Amerykańskie media donoszą, że Stany Zjedonoczone zdobyły już 8 głosów popierających projekt nowej rezolucji ws. Iraku, przygotowany przez USA, Wielką Brytanie i Hiszpanię. Teraz USA mają przekonywać do swoich planów Chile i Meksyk.

Gwinea, Angola i Kamerun dały dość niespodziewanie do zrozumienia, że poprą rezolucję w obecnym kształcie. Podobne sygnały daje także Pakistan. To dałoby w sumie już 8 głosów „za” (prócz USA, Wilekiej Brytanii, i Hiszpanii, rezolucję popiera również Bułgaria), więc do przegłosowania rezolucji potrzebny jest jeszcze co najmniej jeden, a najlepiej dwa głosy.

Jak się wydaje jest tu jeszcze pole do negocjacji i przekonania niezdecydowanych. W przypadku Chile rozmowy dotyczyć zapewne będą porozumień handlowych, a w przypadku Meksyku – trudnego i drażliwego tematu praw imigracyjnych. Wydaje się jednak, że w przypadku obu państw, Waszyngton ma w ręku wszystkie potrzebne karty.

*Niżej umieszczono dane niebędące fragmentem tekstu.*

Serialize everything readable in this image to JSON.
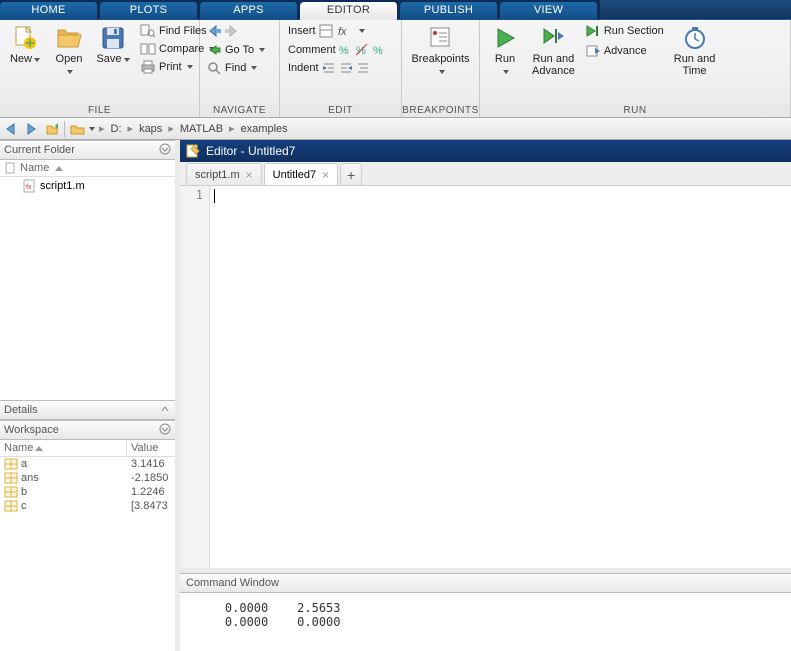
{
  "top_tabs": {
    "home": "HOME",
    "plots": "PLOTS",
    "apps": "APPS",
    "editor": "EDITOR",
    "publish": "PUBLISH",
    "view": "VIEW"
  },
  "ribbon": {
    "file": {
      "label": "FILE",
      "new": "New",
      "open": "Open",
      "save": "Save",
      "find_files": "Find Files",
      "compare": "Compare",
      "print": "Print"
    },
    "navigate": {
      "label": "NAVIGATE",
      "goto": "Go To",
      "find": "Find"
    },
    "edit": {
      "label": "EDIT",
      "insert": "Insert",
      "comment": "Comment",
      "indent": "Indent"
    },
    "breakpoints": {
      "label": "BREAKPOINTS",
      "breakpoints": "Breakpoints"
    },
    "run": {
      "label": "RUN",
      "run": "Run",
      "run_and_advance": "Run and\nAdvance",
      "run_section": "Run Section",
      "advance": "Advance",
      "run_and_time": "Run and\nTime"
    }
  },
  "pathbar": {
    "segments": [
      "D:",
      "kaps",
      "MATLAB",
      "examples"
    ]
  },
  "current_folder": {
    "title": "Current Folder",
    "name_col": "Name",
    "items": [
      {
        "name": "script1.m",
        "icon": "mfile"
      }
    ]
  },
  "details": {
    "title": "Details"
  },
  "workspace": {
    "title": "Workspace",
    "cols": {
      "name": "Name",
      "value": "Value"
    },
    "vars": [
      {
        "name": "a",
        "value": "3.1416"
      },
      {
        "name": "ans",
        "value": "-2.1850"
      },
      {
        "name": "b",
        "value": "1.2246"
      },
      {
        "name": "c",
        "value": "[3.8473"
      }
    ]
  },
  "editor": {
    "title": "Editor - Untitled7",
    "tabs": [
      {
        "label": "script1.m",
        "active": false
      },
      {
        "label": "Untitled7",
        "active": true
      }
    ],
    "gutter": "1",
    "code": ""
  },
  "command_window": {
    "title": "Command Window",
    "output": "    0.0000    2.5653\n    0.0000    0.0000"
  }
}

Poparcie 9, czy nawet 10 krajów nie zapewni oczywiście przyjęcia rezolucji w wypadku francuskiego weta. Jednak zdaniem Waszyngtonu przegłosowanie rezolucji, przy wstrzymaniu się Rosji i Chin od głosu, zapewni Stanom Zjednoczonym moralne zwycięstwo w Radzie Bezpieczeństwa. To z kolei zapewne zostałoby przekute na wojskowe zwycięstwa na irackich frontach.

Pojawiają się jednak sugestie, że zamiast głosowania nad nową rezolucją, stronnictwo prowojenne może zaproponować, by Rada zadecydowała czy Irak spełnia wymogi rezolucji numer 1441, czy też nie. Ewentualne „nie” mogłoby być potraktowane jako sygnał do rozpoczęcia wojny.